Boost for G7 yet Japan hit by quake
ACCELERATING private sector investment and growing international trade are boosting G7 economies, data from the Organisation of Economic Co-operation and Development (OECD) showed yesterday.
“The outlook for growth today looks significantly better than it looked a few months back,” said OECD chief economist Pier Carlo Padoan.
“Growth perspectives are higher all across the OECD area, and the recovery is becoming self-sustained, which means there will be less need for fiscal or monetary policy support.”
Growth in the G7 economies outside Japan could rise to an annualised rate of about three per cent in the first half of 2011.

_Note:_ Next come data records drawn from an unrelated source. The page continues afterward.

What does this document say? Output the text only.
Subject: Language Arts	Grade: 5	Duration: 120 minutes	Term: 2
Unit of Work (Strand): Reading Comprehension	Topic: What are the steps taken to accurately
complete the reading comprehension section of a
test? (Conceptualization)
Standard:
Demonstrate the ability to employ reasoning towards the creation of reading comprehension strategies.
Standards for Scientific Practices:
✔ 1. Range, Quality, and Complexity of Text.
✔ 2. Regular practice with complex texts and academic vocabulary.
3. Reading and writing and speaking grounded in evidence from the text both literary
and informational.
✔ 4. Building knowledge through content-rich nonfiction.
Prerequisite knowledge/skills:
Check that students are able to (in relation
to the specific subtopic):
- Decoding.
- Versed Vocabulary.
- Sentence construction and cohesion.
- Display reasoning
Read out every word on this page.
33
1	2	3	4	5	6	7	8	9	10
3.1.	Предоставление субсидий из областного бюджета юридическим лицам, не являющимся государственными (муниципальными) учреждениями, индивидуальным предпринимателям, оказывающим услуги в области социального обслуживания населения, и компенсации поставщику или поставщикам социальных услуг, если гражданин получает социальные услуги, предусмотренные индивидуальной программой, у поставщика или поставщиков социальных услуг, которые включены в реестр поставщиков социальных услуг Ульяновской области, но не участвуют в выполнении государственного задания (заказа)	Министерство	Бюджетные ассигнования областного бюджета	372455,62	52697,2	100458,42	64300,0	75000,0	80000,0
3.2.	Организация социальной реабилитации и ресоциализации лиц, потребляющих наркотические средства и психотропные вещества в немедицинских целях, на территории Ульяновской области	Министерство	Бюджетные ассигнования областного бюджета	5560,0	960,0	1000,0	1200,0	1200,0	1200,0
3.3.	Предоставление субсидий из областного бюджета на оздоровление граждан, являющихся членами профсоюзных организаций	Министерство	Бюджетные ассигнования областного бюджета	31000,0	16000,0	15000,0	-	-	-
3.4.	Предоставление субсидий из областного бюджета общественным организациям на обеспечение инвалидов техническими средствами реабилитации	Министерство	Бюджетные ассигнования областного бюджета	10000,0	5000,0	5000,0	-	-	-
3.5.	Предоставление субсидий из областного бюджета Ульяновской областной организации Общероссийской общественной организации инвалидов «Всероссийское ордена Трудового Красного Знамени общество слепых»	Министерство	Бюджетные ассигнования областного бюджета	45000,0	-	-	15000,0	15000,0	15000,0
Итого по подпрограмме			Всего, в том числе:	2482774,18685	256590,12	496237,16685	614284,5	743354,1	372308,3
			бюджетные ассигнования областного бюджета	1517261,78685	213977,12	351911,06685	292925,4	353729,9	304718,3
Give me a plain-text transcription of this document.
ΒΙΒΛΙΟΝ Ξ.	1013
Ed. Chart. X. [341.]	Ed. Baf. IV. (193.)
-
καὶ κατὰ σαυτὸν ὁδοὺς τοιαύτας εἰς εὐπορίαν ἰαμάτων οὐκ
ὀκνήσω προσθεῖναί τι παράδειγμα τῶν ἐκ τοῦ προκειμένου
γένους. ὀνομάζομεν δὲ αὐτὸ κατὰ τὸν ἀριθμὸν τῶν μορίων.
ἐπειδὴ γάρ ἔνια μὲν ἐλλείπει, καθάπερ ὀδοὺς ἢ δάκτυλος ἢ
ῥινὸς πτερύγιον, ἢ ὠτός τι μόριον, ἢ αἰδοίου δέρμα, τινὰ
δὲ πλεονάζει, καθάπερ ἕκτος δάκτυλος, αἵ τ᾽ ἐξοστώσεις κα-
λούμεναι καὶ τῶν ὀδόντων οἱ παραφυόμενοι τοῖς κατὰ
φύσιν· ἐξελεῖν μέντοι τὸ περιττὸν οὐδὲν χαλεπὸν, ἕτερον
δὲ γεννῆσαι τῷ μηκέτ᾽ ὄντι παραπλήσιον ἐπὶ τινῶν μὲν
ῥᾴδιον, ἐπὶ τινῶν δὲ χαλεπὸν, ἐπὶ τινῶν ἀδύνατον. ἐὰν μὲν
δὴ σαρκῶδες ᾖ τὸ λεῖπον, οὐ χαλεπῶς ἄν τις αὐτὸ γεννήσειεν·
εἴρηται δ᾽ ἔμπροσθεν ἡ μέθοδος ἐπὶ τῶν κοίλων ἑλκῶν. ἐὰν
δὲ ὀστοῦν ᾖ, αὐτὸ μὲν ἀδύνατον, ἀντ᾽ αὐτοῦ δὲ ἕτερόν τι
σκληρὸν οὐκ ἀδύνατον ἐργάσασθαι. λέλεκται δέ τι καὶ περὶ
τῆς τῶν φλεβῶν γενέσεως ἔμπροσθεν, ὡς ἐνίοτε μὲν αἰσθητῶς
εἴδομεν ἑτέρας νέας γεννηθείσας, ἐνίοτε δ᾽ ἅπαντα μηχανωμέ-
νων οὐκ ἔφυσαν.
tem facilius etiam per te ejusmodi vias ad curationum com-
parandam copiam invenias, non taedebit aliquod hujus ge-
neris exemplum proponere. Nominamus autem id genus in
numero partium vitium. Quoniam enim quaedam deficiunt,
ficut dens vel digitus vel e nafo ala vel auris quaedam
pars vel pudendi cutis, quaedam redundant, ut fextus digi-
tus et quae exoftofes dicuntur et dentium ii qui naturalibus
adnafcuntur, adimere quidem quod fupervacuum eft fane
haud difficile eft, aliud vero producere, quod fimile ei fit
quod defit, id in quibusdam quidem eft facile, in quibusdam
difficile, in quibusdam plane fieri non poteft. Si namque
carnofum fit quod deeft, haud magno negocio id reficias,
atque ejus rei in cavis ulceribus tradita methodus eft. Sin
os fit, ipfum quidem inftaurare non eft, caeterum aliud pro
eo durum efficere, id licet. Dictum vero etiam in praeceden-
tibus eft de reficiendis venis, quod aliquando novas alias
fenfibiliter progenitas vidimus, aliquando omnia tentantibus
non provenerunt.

However, Japan faces a severe economic knock from the natural disaster that struck in March.
“The full cost of the disaster is not yet known, but the authorities’ preliminary estimate is that the loss of physical capital amounted to 3.3 to 5.2 per cent of annual GDP,” it said.
Growth in Japan could be hit by up to 0.6 per cent for the first-quarter of the year and up to 1.4 per cent from April to June, the OECD calculated.
The findings mirrored warnings from Capital Economics, which yesterday disclosed forecasts of a 1.5 per cent GDP contraction for Japan in 2011, and 1.5 per cent fall in GDP for the fiscal year from April to March.